Sie und ihre Mitschüler hatten reichlich Fragen vorbereitet. Eines der brennendsten Themen war die aktuelle bundespolitische Lage. Eine Minderheitsregierung oder eine Jamaika-Koalition fände Gauck interessant. „Manchmal ist das Ausprobieren von etwas Neuem nicht schlecht“, sagte er. Zielführender wäre aber eine erneute große Koalition. Im Vergleich zu anderen Ländern in Europa hätten CDU/CSU und SPD „gar nicht so schlecht gearbeitet“. Für Neuwahlen sei er dagegen nicht. „Da kommt ungefähr dasselbe raus.“

Der Besuch des ehemaligen Bundespräsidenten war zustandegekommen, weil die Großeltern von Melanie Reiche, einer Schülerin des Gymnasiums, sehr eng mit Gauck befreundet seien. Die Lehrer nahmen die Gelegenheit dankend an. „Es ist eine Ehre, dass ein ehemaliger Bundespräsident unsere Schule besucht“, sagte Schulleiterin Sigrid Schermuk, die betonte, dass es von Gauck ein gutes Signal an die Schüler gewesen sei, auf die Eigenverantwortung der Menschen hinzuweisen.

Freiheit heißt Verantwortung

„Die Freiheit der Erwachsenen heißt Verantwortung.“ Dieser Satz sei laut Gauck prägend für seine Amtszeit als Bundespräsident. Gerade in den neuen Bundesländern gebe es aber eine Fremdheit gegenüber einer offenen Gesellschaft. „Von 1933 bis 1989 gab es im Nordosten keine Demokratie“, betonte der 77-Jährige. Über zwei Generationen sei eine gegenüber dem Staat eher zurückhaltende Haltung entstanden, das Selbstverständnis als autonomer Bürger fehle.

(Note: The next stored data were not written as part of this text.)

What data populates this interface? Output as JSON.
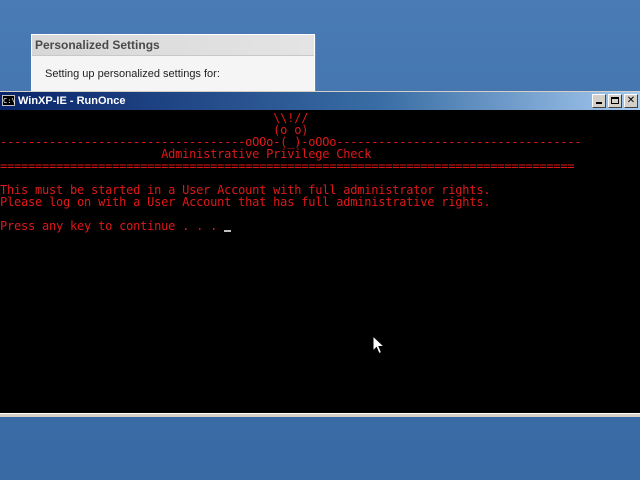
{
  "personalized_settings": {
    "title": "Personalized Settings",
    "message": "Setting up personalized settings for:"
  },
  "console_window": {
    "title": "WinXP-IE - RunOnce",
    "icon_label": "C:\\",
    "lines": {
      "art_1": "                                       \\\\!//",
      "art_2": "                                       (o o)",
      "art_3": "-----------------------------------oOOo-(_)-oOOo-----------------------------------",
      "heading": "                       Administrative Privilege Check",
      "separator": "==================================================================================",
      "blank_1": "",
      "message_1": "This must be started in a User Account with full administrator rights.",
      "message_2": "Please log on with a User Account that has full administrative rights.",
      "blank_2": "",
      "prompt": "Press any key to continue . . . "
    }
  },
  "colors": {
    "console_text": "#e01818",
    "console_background": "#000000",
    "desktop": "#3a6ea5"
  },
  "icons": {
    "console_icon": "console-icon",
    "minimize": "minimize-icon",
    "maximize": "maximize-icon",
    "close": "close-icon",
    "pointer": "mouse-pointer-icon"
  }
}
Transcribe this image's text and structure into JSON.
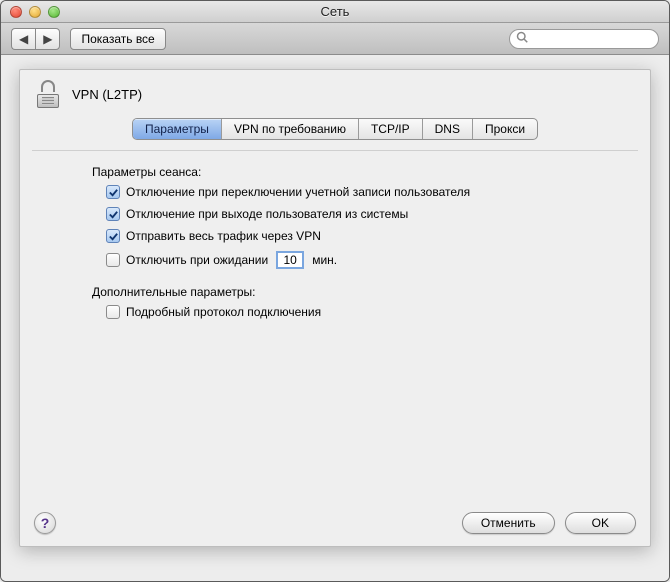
{
  "window": {
    "title": "Сеть"
  },
  "toolbar": {
    "show_all_label": "Показать все",
    "search_placeholder": ""
  },
  "sheet": {
    "title": "VPN (L2TP)",
    "tabs": [
      {
        "label": "Параметры",
        "active": true
      },
      {
        "label": "VPN по требованию",
        "active": false
      },
      {
        "label": "TCP/IP",
        "active": false
      },
      {
        "label": "DNS",
        "active": false
      },
      {
        "label": "Прокси",
        "active": false
      }
    ],
    "session": {
      "heading": "Параметры сеанса:",
      "disconnect_on_switch_user": {
        "label": "Отключение при переключении учетной записи пользователя",
        "checked": true
      },
      "disconnect_on_logout": {
        "label": "Отключение при выходе пользователя из системы",
        "checked": true
      },
      "send_all_traffic": {
        "label": "Отправить весь трафик через VPN",
        "checked": true
      },
      "disconnect_idle": {
        "prefix": "Отключить при ожидании",
        "value": "10",
        "suffix": "мин.",
        "checked": false
      }
    },
    "advanced": {
      "heading": "Дополнительные параметры:",
      "verbose_log": {
        "label": "Подробный протокол подключения",
        "checked": false
      }
    },
    "buttons": {
      "cancel": "Отменить",
      "ok": "OK"
    }
  }
}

Jungen Menschen wie den Schüler des Wossidlo-Gymnasiums würden sich jedoch alle Möglichkeiten der freiheitlichen Gesellschaft bieten. „Man kann nach oben kommen“, sagte Gauck, der den Zehnt- und Elftklässlern Mut zusprach, selbst Verantwortung zu übernehmen, ob für die Schülerzeitung oder als Schülersprecher oder später als Erwachsener in Gemeindevertretungen, Verbänden oder Gewerkschaften.